In my early teens I first became aware that perhaps I wasn’t right with God as I had previously believed myself to be. I became confused when a teacher at school told me I had to accept Christ as my saviour to be saved and, on the other hand, a girlfriend from the Melbourne Revival Fellowship told me how she had just received the Holy Spirit and spoken in tongues. Having been brought up in the Church of England, I began attending confirmation classes, thinking that was the right thing to do, but I knew in my heart that I wasn’t getting any closer to God. I went to a Revival meeting at the time and came away not being able to deny anything I had seen or heard, but not wanting to be involved myself. I had a very full and largely happy life and wasn’t ready to completely turn to God.
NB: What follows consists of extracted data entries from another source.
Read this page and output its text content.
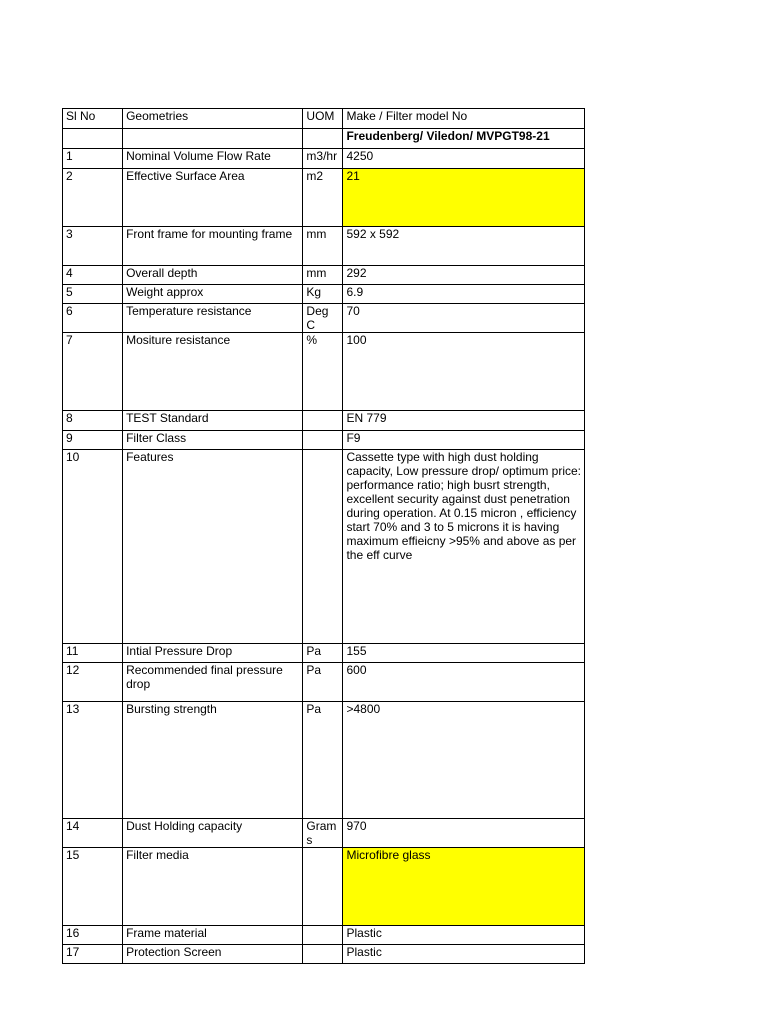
Sl No	Geometries	UOM	Make / Filter model No
			Freudenberg/ Viledon/ MVPGT98-21
1	Nominal Volume Flow Rate	m3/hr	4250
2	Effective Surface Area	m2	21
3	Front frame for mounting frame	mm	592 x 592
4	Overall depth	mm	292
5	Weight approx	Kg	6.9
6	Temperature resistance	Deg C	70
7	Mositure resistance	%	100
8	TEST Standard		EN 779
9	Filter Class		F9
10	Features		Cassette type with high dust holding capacity, Low pressure drop/ optimum price: performance ratio; high busrt strength, excellent security against dust penetration during operation. At 0.15 micron , efficiency start 70% and 3 to 5 microns it is having maximum effieicny >95% and above as per the eff curve
11	Intial Pressure Drop	Pa	155
12	Recommended final pressure drop	Pa	600
13	Bursting strength	Pa	>4800
14	Dust Holding capacity	Grams	970
15	Filter media		Microfibre glass
16	Frame material		Plastic
17	Protection Screen		Plastic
I left school and continued to university to study a course I loved and filled my life with the normal things young people do. I had no desire to return to the Church of England, but I still had a nagging in the back of my mind that I wasn’t right with God. I tried to push aside these thoughts and threw myself into life. However, I found it increasingly difficult to uphold the morals by which I had always wanted to live, and slowly realised I didn’t have the strength within myself to do it.
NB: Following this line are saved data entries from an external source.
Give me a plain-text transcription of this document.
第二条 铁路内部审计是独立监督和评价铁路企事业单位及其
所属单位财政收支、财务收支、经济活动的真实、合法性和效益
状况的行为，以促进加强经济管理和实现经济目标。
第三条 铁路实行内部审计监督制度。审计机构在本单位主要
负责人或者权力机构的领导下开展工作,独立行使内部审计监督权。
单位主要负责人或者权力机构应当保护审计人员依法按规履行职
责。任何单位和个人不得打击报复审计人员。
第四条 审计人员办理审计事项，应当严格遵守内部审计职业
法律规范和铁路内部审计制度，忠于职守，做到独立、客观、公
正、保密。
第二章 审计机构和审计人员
In January 1979 I came to a point when I realised that God wasn’t just offering me a short-term answer to my problems, but he was also willing to give me eternal life if I obeyed Him. I decided I would ask Him for the answers and when I finally repented, it was the biggest relief of my life. In the prayer line after a meeting, I spoke in tongues almost immediately, confirming the wonderful feeling that was inside me. At last, I knew God. I thank Him for taking all my burdens and fears away and filling the hole in my heart. The Lord has mightily blessed my life since that time, taught me trust Him for my needs and given me the purpose and direction I previously lacked.